In 1968, the Brazilian Paulo Freire wrote the book Pedagogy of the Oppressed. Within a few years, this book became the subject discussion by educators, students, policy makers, administrators, academics and community activists all over the world. It was translated into many languages. Although it was banned in a number of countries, there seemed always a way for the book to circulate clandestinely.
What is it about Pedagogy of the Oppressed that aroused so much heated discussion and that caused it to be banned by governments. First of all, this book is a critique of a certain educational method (known as the 'banking' method, which Paulo Freire acknowledged that he himself had previously unreflexively engaged in.
Excerpt from Chapter 2 of Pedagogy of the Oppressed:
A careful analysis of the teacher-student relationship at any level, inside or outside the school, reveals its fundamentally narrative character. This relationship involves a narrating Subject (the teacher) and patient listening objects (the students). The contents, whether values or empirical dimensions of reality, tend in the process of being narrated to become lifeless and petrified. Education is suffering from narration sickness.

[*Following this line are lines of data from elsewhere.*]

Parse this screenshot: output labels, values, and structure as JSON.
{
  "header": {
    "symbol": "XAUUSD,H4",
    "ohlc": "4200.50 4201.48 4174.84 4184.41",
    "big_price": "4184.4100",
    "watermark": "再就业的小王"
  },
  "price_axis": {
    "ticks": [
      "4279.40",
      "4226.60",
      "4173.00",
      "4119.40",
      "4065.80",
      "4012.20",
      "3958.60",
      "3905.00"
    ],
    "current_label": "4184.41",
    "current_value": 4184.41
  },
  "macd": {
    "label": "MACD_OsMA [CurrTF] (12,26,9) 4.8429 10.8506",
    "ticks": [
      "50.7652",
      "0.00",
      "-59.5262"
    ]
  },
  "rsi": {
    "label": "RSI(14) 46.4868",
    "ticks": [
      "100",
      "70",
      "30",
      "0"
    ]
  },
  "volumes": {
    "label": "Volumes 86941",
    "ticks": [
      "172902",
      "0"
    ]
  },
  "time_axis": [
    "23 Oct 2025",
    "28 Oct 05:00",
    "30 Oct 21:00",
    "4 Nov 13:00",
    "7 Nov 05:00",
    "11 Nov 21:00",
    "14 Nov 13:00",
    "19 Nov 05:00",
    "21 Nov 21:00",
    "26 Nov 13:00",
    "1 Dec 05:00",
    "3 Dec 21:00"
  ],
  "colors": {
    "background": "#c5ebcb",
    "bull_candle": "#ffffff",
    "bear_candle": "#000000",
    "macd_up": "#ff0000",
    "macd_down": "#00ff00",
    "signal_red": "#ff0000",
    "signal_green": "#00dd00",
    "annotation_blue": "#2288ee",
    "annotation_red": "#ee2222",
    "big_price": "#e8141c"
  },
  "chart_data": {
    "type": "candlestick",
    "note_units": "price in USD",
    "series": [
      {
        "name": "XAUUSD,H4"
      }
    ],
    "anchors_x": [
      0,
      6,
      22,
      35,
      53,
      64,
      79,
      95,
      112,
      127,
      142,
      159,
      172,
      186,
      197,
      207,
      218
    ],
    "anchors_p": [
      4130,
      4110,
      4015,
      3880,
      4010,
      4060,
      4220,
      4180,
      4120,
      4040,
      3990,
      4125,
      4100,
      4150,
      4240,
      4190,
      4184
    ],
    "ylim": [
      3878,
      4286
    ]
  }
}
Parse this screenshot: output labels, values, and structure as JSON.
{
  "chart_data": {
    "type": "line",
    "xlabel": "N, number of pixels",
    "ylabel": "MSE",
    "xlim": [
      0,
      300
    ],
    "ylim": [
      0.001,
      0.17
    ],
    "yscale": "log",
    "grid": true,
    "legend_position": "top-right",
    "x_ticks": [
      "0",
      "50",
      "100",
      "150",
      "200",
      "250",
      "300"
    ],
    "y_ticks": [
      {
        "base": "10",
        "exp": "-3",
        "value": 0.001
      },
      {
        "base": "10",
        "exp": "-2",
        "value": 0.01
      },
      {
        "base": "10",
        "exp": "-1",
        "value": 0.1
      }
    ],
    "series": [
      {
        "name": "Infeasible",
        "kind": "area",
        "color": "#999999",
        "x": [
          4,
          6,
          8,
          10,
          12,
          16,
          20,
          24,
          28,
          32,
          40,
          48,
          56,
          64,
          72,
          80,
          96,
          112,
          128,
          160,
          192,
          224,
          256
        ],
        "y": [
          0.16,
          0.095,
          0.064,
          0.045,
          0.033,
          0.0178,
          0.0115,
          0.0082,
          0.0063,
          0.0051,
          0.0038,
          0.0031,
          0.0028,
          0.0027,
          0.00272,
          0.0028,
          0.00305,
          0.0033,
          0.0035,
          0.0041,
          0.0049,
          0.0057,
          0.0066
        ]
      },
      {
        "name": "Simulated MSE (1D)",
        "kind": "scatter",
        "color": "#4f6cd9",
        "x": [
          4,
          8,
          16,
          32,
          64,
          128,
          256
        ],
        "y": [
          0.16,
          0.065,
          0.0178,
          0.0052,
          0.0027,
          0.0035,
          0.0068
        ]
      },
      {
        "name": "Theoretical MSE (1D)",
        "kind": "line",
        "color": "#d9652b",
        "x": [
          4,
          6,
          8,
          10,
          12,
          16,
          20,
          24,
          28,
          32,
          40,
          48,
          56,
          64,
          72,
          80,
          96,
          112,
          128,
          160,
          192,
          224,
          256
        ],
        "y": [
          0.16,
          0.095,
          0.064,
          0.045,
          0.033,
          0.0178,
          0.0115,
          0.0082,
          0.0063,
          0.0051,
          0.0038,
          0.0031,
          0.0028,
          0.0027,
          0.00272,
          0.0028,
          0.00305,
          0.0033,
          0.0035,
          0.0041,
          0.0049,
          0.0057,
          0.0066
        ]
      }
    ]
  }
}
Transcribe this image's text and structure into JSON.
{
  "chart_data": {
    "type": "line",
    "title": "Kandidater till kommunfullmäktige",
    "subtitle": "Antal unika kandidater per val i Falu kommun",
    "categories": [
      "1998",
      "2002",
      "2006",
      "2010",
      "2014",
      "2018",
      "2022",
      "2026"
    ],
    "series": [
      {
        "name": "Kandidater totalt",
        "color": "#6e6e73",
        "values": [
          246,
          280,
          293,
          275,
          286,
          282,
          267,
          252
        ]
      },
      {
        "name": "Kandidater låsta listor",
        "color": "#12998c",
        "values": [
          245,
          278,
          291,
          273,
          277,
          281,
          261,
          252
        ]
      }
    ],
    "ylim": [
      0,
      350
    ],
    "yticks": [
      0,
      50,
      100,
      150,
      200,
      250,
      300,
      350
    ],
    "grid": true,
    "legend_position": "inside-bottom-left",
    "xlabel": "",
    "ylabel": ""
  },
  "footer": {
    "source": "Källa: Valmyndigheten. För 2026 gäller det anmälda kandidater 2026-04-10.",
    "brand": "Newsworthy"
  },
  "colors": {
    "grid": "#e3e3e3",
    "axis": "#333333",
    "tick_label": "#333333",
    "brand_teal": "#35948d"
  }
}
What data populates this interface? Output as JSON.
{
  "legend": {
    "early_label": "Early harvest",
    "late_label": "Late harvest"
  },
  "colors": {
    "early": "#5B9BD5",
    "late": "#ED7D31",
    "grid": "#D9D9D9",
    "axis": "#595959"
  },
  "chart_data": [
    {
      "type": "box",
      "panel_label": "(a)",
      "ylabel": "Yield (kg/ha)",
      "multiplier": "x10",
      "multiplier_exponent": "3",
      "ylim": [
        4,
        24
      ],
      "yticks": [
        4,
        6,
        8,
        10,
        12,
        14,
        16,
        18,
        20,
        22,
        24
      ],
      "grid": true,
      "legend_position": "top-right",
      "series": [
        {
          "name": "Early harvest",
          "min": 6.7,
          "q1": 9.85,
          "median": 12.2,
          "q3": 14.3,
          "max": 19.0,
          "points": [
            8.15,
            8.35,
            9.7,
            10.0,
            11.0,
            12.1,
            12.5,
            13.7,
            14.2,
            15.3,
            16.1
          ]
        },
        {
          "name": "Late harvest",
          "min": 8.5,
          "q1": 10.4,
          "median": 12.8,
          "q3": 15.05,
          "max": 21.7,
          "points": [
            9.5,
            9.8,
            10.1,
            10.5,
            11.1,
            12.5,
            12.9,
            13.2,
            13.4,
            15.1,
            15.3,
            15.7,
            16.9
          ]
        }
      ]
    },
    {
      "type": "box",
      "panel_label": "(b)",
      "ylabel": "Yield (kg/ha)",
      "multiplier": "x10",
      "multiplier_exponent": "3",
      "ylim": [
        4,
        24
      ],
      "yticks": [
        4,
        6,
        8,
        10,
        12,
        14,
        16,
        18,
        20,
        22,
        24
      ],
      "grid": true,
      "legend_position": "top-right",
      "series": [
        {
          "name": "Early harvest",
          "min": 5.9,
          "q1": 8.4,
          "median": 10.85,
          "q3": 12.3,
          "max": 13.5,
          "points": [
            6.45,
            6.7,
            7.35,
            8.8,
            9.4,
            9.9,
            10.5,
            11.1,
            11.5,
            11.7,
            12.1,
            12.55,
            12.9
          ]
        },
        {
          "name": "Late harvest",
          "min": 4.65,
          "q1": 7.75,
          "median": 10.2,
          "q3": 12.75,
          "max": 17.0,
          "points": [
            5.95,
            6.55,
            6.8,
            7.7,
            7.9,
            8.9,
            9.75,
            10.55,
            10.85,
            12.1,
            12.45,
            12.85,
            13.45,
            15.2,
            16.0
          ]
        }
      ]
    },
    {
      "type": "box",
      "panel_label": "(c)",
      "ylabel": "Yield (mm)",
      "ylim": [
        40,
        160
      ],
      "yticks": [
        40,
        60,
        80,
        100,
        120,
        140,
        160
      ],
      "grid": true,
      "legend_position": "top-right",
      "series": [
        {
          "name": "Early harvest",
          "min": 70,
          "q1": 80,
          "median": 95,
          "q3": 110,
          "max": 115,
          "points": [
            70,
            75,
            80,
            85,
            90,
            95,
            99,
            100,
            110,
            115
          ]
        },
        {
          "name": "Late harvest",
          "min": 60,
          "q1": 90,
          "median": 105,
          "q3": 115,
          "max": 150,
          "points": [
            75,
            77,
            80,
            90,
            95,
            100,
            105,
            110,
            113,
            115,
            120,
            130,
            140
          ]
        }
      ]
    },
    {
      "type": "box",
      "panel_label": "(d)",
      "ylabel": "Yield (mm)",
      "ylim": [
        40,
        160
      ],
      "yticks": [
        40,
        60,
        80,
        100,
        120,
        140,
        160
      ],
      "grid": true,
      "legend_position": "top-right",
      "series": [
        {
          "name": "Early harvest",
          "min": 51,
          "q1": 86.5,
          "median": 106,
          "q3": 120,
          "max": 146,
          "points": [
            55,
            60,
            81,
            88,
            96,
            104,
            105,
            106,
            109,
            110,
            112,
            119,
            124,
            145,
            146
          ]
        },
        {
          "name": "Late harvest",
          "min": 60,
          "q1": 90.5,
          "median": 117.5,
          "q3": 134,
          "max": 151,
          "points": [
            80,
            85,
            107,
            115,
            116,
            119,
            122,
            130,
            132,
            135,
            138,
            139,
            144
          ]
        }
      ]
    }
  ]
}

The outstanding characteristic of this narrative education, then, is the sonority of words, not their transforming power. "Four times four is sixteen; the capital of Para is Belem." The student records, memorizes, and repeats these phrases without perceiving what four times four really means, or realizing the true significance of "capital" in the affirmation "the capital of Para is Belem," that is, what Belem means for Para and what Para means for Brazil.
Narration (with the teacher as narrator) leads the students to memorize mechanically the narrated account. Worse yet, it turns them into "containers," into "receptacles" to be "filled" by the teachers. The more completely she fills the receptacles, the better a teachers she is. The more meekly the receptacles permit themselves to be filled, the better students they are.